December 8, 2008 · Leave a Comment

purity

Tonight I started reading The Pursuit of Holiness, by Jerry Bridges again.  It is, by far, the most challenging book that I have ever read.  I almost didn’t want to pick it up.  But something told me to.  I finally listened.

Something struck me in the first chapter more than it did when I read it last year while living on Gay Street surrounded by amazing friends.  

“Many Christians have what we might call a ‘cultural holiness’.  They adapt to the character and behavior pattern of Christians around them.  As the Christian culture around them is more or less holy, so these Christians are more or less holy.  But God has not called us to be like those around us.  He has called us to be like Himself.  Holiness is nothing less than conformity to the character of God.”

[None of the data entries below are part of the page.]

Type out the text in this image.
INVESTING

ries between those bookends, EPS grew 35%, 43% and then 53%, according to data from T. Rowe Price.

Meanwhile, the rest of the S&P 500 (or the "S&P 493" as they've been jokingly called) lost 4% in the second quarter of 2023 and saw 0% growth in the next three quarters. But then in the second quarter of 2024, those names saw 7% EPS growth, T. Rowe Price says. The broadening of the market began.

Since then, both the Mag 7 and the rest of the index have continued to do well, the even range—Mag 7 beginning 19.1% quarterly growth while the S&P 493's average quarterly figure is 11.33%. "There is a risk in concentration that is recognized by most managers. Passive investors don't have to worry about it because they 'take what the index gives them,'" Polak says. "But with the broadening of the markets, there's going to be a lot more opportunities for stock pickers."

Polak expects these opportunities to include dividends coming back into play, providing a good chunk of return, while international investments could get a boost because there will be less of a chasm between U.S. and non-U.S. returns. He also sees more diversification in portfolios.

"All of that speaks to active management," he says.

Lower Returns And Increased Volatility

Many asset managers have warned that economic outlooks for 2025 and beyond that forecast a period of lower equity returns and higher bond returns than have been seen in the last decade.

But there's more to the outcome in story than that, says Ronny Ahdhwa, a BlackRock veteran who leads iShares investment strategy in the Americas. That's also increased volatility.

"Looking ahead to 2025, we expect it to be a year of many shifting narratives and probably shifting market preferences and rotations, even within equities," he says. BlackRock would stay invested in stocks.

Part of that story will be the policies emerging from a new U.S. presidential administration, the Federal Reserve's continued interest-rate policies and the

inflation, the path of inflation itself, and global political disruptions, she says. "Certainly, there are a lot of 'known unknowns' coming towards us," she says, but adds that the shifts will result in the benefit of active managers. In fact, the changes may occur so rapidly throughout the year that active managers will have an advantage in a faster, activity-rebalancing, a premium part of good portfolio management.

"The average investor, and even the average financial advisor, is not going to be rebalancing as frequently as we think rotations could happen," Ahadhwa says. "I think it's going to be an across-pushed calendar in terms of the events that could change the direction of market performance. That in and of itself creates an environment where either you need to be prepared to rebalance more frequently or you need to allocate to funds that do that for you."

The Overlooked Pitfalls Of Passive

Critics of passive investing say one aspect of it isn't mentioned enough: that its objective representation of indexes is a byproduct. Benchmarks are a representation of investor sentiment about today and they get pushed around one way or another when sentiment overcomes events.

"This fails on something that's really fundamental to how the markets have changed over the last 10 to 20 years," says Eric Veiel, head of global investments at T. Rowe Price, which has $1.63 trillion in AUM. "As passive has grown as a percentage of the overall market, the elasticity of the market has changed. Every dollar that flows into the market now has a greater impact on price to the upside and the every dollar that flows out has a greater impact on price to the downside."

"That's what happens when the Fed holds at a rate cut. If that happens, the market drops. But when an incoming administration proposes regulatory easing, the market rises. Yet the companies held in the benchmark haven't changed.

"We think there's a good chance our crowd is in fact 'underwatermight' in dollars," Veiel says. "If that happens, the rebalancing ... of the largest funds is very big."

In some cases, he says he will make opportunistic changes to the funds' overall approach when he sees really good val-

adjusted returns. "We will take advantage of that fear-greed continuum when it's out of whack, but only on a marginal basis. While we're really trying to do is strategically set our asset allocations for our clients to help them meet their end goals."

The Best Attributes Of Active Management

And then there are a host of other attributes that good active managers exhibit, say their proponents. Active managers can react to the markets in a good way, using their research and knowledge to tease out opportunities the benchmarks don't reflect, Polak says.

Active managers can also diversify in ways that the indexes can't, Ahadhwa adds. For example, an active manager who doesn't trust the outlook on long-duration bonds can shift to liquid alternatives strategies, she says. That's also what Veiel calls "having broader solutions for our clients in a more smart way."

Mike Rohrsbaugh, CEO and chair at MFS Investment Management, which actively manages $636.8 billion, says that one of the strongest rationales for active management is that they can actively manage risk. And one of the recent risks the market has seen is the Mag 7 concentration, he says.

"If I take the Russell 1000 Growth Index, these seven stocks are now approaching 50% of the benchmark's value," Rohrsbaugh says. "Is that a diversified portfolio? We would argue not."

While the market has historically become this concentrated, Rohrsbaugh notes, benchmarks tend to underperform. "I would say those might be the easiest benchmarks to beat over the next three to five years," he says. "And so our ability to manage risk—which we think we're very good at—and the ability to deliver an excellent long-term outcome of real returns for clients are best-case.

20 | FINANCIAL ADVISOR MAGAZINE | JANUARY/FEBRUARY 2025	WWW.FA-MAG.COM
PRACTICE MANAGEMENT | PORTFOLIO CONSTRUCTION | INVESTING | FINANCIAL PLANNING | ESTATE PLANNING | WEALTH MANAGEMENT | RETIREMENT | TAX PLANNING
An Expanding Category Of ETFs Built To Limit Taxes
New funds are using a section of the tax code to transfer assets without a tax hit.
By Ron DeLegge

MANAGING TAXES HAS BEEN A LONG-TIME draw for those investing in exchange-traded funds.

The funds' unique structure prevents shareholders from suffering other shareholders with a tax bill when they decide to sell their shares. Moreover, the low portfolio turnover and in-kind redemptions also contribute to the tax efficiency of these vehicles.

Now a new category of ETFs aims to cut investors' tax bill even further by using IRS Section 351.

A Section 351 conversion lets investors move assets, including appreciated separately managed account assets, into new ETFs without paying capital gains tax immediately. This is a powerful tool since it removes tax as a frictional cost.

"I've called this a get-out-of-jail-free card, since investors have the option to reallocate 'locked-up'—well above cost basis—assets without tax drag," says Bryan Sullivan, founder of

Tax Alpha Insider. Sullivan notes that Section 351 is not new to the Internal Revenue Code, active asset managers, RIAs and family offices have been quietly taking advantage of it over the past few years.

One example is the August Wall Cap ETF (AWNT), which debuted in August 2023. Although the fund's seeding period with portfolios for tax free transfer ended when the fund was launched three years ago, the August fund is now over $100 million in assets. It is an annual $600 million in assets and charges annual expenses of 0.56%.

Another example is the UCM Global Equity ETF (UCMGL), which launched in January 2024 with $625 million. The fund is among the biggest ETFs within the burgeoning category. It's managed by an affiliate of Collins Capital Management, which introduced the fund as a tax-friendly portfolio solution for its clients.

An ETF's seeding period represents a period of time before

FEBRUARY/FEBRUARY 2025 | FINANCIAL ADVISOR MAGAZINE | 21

Yowza.  This could not be more true in my life right now.  As the people I have surrounded myself with have changed this semester, so has my standard of holiness.  Just because friends claim they know Jesus and live a life that portrays certain sins aren’t actually sins, doesn’t mean it is okay for me to do the same.   I know what you are thinking, “well, duh, Lana.” But, if I am honest with myself, this semester, I have  begun to water down holiness… I have attempted to compartmentalize sin in my life… as if me being in a college town surrounded by college students makes any difference in the Lord’s demand for me to be holy.

Notice demand.  He does not request that we live out holiness.  He simply says “Be holy, for I am holy.”  And Hebrews 12:14 outright claims without holiness we will not see the Lord.  Well by golly, I want to see the Lord.